Nasional

Kenapa Gerakan Khilafah Masif di Indonesia?

NU Online  ·  Jumat, 19 Mei 2017 | 11:02 WIB

Jakarta, NU Online
Sekretaris Umum Pengurus Pusat Muhammadiyah Abdul Mu’ti menilai fenomena berkembangnya gerakan-gerakan Islam yang mengusung ide khilafah seperti Hizbut Tahrir Indonesia (HTI) ke Indonesia bisa dilihat ke dalam tiga konteks. 

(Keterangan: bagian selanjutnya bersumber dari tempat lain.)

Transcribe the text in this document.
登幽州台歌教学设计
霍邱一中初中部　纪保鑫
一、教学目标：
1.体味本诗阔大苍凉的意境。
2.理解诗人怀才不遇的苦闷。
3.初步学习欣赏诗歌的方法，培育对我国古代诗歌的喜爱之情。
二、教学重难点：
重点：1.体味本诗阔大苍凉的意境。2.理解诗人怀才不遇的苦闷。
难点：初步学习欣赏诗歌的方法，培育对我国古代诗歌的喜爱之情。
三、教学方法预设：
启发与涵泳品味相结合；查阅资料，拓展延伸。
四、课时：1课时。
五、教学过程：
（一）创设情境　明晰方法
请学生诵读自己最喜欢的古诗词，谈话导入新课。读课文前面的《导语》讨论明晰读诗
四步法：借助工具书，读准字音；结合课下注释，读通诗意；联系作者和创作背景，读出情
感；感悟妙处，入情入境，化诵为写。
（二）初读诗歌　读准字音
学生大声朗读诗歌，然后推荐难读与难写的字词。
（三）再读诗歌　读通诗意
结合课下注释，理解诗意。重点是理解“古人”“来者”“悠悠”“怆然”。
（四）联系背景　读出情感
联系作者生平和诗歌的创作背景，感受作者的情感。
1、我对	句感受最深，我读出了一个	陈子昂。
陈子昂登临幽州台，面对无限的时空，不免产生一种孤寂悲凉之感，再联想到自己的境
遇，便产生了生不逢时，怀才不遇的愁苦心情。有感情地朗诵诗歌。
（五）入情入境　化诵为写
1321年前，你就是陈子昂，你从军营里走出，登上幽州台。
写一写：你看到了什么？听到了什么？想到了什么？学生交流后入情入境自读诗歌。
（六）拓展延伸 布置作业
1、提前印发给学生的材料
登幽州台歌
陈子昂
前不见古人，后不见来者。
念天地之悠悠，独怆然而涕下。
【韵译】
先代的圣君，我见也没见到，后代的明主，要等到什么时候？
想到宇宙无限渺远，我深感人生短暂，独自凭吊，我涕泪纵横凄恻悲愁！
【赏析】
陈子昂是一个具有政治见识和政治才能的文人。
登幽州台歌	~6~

Pertama, menurut dia, globalisasi. Dalam beberapa dekade terakhir dunia seolah tidak mengenal batas. Apa pun bisa masuk dan keluar ke dalam sebuah negara, termasuk di antaranya adalah gerakan-gerakan transnasional seperti HTI. 

“Hizbut Tahrir itu memang suatu bentuk gerakan transnasional dan masuk ke Indonesia sebagai konsekuensi dari globalisasi.” kata Mu’ti saat menjadi narasumber dalam acara seminar dengan tema Negara Pancasila dan Khilafah yang diselenggarakan oleh Perpustakaan PBNU di Lantai 2 Gedung PBNU, Jakarta (19/5). 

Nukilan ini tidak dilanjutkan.